Mozzies (local vernacular for mosquitoes) are supposed to disappear in winter. I wonder if this isn’t the Cape’s version of the melting Polar ice cap; yet another sign of climate change that Al Gore can build into his next doccie.
When it comes to mozzies (like the onomatopoeia of that) I’m much luckier than the rest of my family. Whereas my skin has hardly any reaction to the bites, they come out in itchy spots, and bites around the eyes can induce some impressive swelling. No, it’s the sound that drives me mad. It’s like being dive-bombed by an entire squadron of Zero fighter planes.
My attitude to mosquitoes is similar to one I may adopt in a few years’ time when my kids and I are competing for the fridge’s beer stocks. Help yourself, leave some for me, and don’t make a noise. I know it seems kind of perverse to willingly offer myself as an all-night diner for the neighbourhood’s mozzies, but it is the line of least resistance. I’d rather they got their bloodmeal and then fucked off. The problem is that they whine around the bedroom disturbing my sleep.
I have two ways of dealing with this. One involves lying on my side and covering my head with the duvet, which blocks out the bulk of the sound. My other strategy – one I’m rather proud of, actually – sees me lying in the same position, except that my right hand is cupped at my left ear, ready to grab/crush/kill when the pitch of the sound indicates that the mozzie is in the right position. I’ve even done this while half-asleep.
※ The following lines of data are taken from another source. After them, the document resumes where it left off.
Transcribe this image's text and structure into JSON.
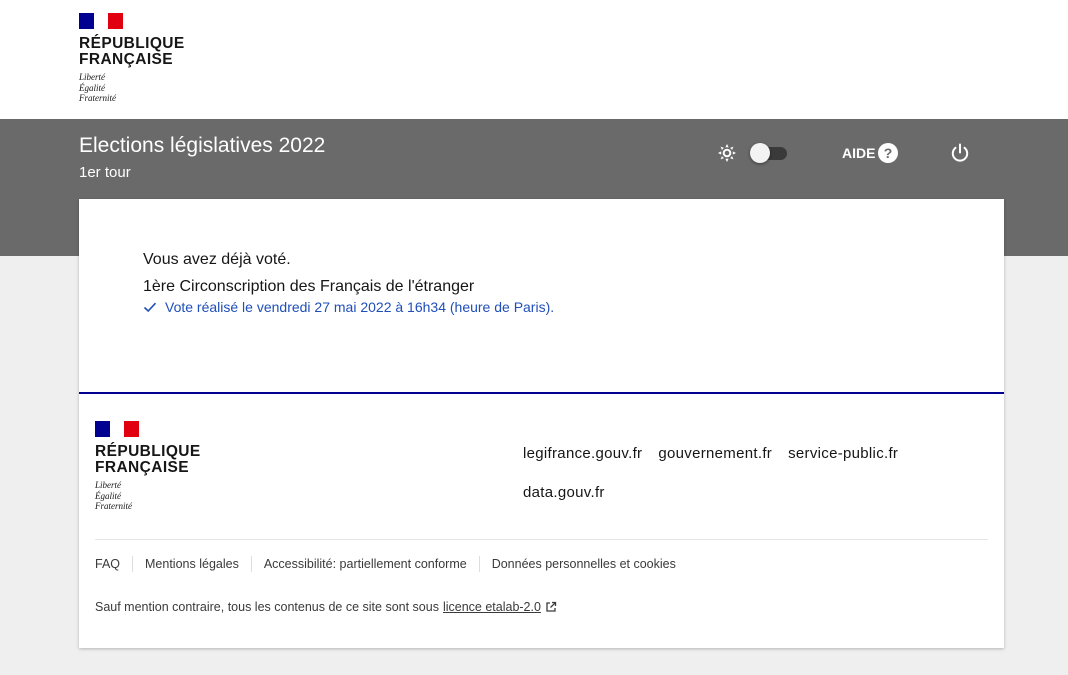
{
  "header": {
    "logo": {
      "line1": "RÉPUBLIQUE",
      "line2": "FRANÇAISE",
      "motto1": "Liberté",
      "motto2": "Égalité",
      "motto3": "Fraternité"
    },
    "title": "Elections législatives 2022",
    "subtitle": "1er tour",
    "theme_toggle": {
      "light_icon": "sun-icon",
      "dark_icon": "moon-icon",
      "state": "light"
    },
    "help_label": "AIDE",
    "help_icon": "question-circle-icon",
    "logout_icon": "power-icon"
  },
  "main": {
    "already_voted": "Vous avez déjà voté.",
    "constituency": "1ère Circonscription des Français de l'étranger",
    "vote_time": "Vote réalisé le vendredi 27 mai 2022 à 16h34 (heure de Paris)."
  },
  "footer": {
    "logo": {
      "line1": "RÉPUBLIQUE",
      "line2": "FRANÇAISE",
      "motto1": "Liberté",
      "motto2": "Égalité",
      "motto3": "Fraternité"
    },
    "links": [
      "legifrance.gouv.fr",
      "gouvernement.fr",
      "service-public.fr",
      "data.gouv.fr"
    ],
    "nav": [
      "FAQ",
      "Mentions légales",
      "Accessibilité: partiellement conforme",
      "Données personnelles et cookies"
    ],
    "license_text": "Sauf mention contraire, tous les contenus de ce site sont sous",
    "license_link": "licence etalab-2.0"
  },
  "colors": {
    "band": "#6a6a6a",
    "blue_france": "#000091",
    "red_marianne": "#e1000f",
    "link_blue": "#1f4fb8"
  }
}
Judging by the silence that sometimes follows I’d have to regard the method as successful. If I was properly scientific about it I’d immediately leap out of bed, switch the lights on and hunt for carcasses, but the point of the exercise is to get back to sleep as quickly as possible.
Until climate change gets so bad that Cape Town becomes a malaria zone, mosquitoes’ ‘bark’ – for me – is worse than their bite.